Ziyad birçok kez hapse atılır ve işkence görür ama
hapisteyken takındığı tutum efsanevîdir. Kuzeydeki bir Filistin köyünde yapılan
miting sonrası kışkırtıcılık suçlamasıyla tutuklanır ve Tiberyas Tevkif
Kampı’na götürülür. Burada dayak yer, işkence görür, aşağılanır ama asla teslim
olmaz. Hapiste olmasına karşın kuş gibi hürdür ruhu.
Ziyad en iyi şiirlerini hapisteyken kaleme alır.
Kendisi ya da çektiği çileler hakkında tek kelime yazmaz, yazdıkları hep İsrail
hapishanelerinde bulunan halkının çektiği çilelerle ilgilidir. Hapisten
çıktığında daha serttir ve aktif bir ulusal direniş çağrısında bulunur.
1973’te İsrail Parlamentosu’na girer, birkaç ay sonra
ise İsrail Ekim Savaşı’nı başlatır. O vakit Ziyad “Geçiş” isimli şiirini yazar.

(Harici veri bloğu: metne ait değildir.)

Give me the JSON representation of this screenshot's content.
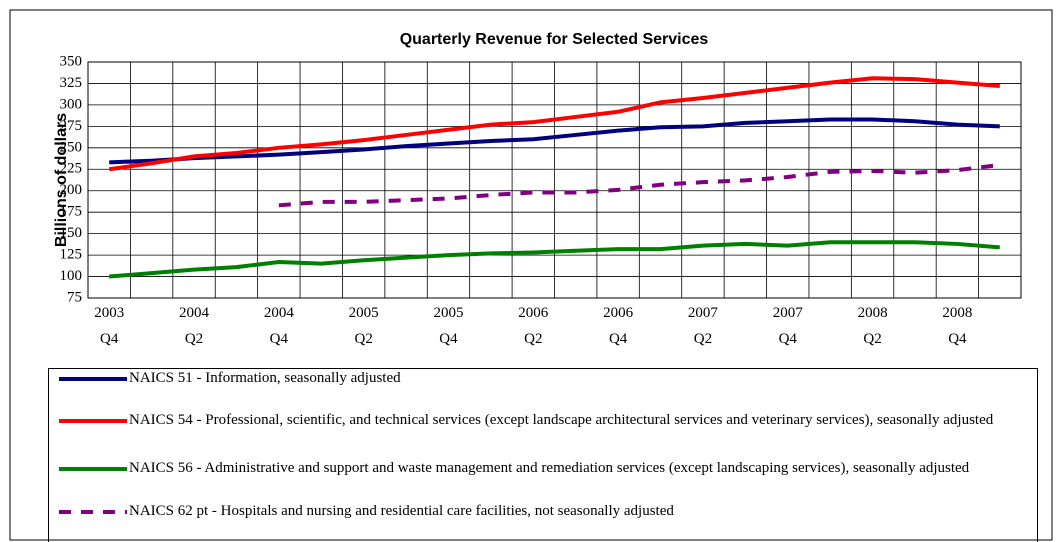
{
  "chart_data": {
    "type": "line",
    "title": "Quarterly Revenue for Selected Services",
    "y_label": "Billions of dollars",
    "categories": [
      "2003 Q4",
      null,
      "2004 Q2",
      null,
      "2004 Q4",
      null,
      "2005 Q2",
      null,
      "2005 Q4",
      null,
      "2006 Q2",
      null,
      "2006 Q4",
      null,
      "2007 Q2",
      null,
      "2007 Q4",
      null,
      "2008 Q2",
      null,
      "2008 Q4",
      null
    ],
    "series": [
      {
        "name": "NAICS 51 - Information, seasonally adjusted",
        "color": "#000080",
        "dash": false,
        "values": [
          233,
          235,
          238,
          240,
          242,
          245,
          248,
          252,
          255,
          258,
          260,
          265,
          270,
          274,
          275,
          279,
          281,
          283,
          283,
          281,
          277,
          275
        ]
      },
      {
        "name": "NAICS 54 - Professional, scientific, and technical services (except landscape architectural services and veterinary services), seasonally adjusted",
        "color": "#ff0000",
        "dash": false,
        "values": [
          225,
          232,
          240,
          244,
          250,
          254,
          259,
          265,
          271,
          277,
          280,
          286,
          292,
          303,
          308,
          314,
          320,
          326,
          331,
          330,
          326,
          322
        ]
      },
      {
        "name": "NAICS 56 - Administrative and support and waste management and remediation services (except landscaping services), seasonally adjusted",
        "color": "#008000",
        "dash": false,
        "values": [
          100,
          104,
          108,
          111,
          117,
          115,
          119,
          122,
          125,
          127,
          128,
          130,
          132,
          132,
          136,
          138,
          136,
          140,
          140,
          140,
          138,
          134
        ]
      },
      {
        "name": "NAICS 62 pt - Hospitals and nursing and residential care facilities, not seasonally adjusted",
        "color": "#800080",
        "dash": true,
        "values": [
          null,
          null,
          null,
          null,
          183,
          187,
          187,
          189,
          191,
          195,
          198,
          198,
          201,
          207,
          210,
          212,
          216,
          222,
          223,
          221,
          224,
          230
        ]
      }
    ],
    "ylim": [
      75,
      350
    ],
    "yticks": [
      75,
      100,
      125,
      150,
      175,
      200,
      225,
      250,
      275,
      300,
      325,
      350
    ],
    "grid": true,
    "legend": "bottom"
  }
}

Bu şiirde Ziyad, Mısır ordusunun Süveyş Kanalı’nı geçişine atıfta
bulunmaktadır. Sonuçta Parlamento’nun tüm İsrailli üyeleri öldürmek için
üzerine yürürler ama o meydan okurcasına ayağa kalkar, İsrailli liderlerden
kibirlerine ve ölümlere yol açan askerî politikalarına son vermelerini talep
eder.
Ziyad oldukça popüler bir şairdir, elde ettiği şöhreti
başka bir Filistinli şairde yoktur. O, yaptığı devrim çağrısında alçakgönüllü
ve samimidir. Şair, yüzeysel ve maddî yaşamsal lükslerden beridir. O, kendisine
hayran halkının ve çocukların arasında yaşayan bir politikacıdır. Çocuklarla
ilgili olarak şunları yazar: “Hayatımın yarısını verdim/Ağlayan bir çocuğu
güldürene/Ve diğer yarısını ise gülün solmaması için zırh olmaya.
1975’te Nasıriye halkı onu belediye başkanı seçer ve o
şehrin tarihsel prestijini yeniden tesis etmek için elinden geleni yapar.
Ziyad, Nasıriye şehrindeki altyapıyı geliştirmek için hep birlikte çalışan
yerel ve uluslararası gönüllüleri cezbeden “Gönüllü Çalışma Kampı” adını
verdiği bir kalkınma ve insanî yardım projesi geliştirir.
Aynı zamanda o dönemde İsrail hükümeti 1948’de işgal
ettiği binlerce dönümlük Filistin toprağını kamulaştırma kararı alır. Bunun
üzerine Filistinliler, bu kararı protesto etmek için greve giderler. Ayrıca
Filistinli sivillerle İsrail ordu güçleri arasında çatışmalar yaşanır. Bu
çatışmalarda altı Filistinli ölür, otuzdan fazla insan yaralanır. Dahası İsrail
ordu güçleri Ziyad’a suikast tertiplerler ama başarısız olurlar.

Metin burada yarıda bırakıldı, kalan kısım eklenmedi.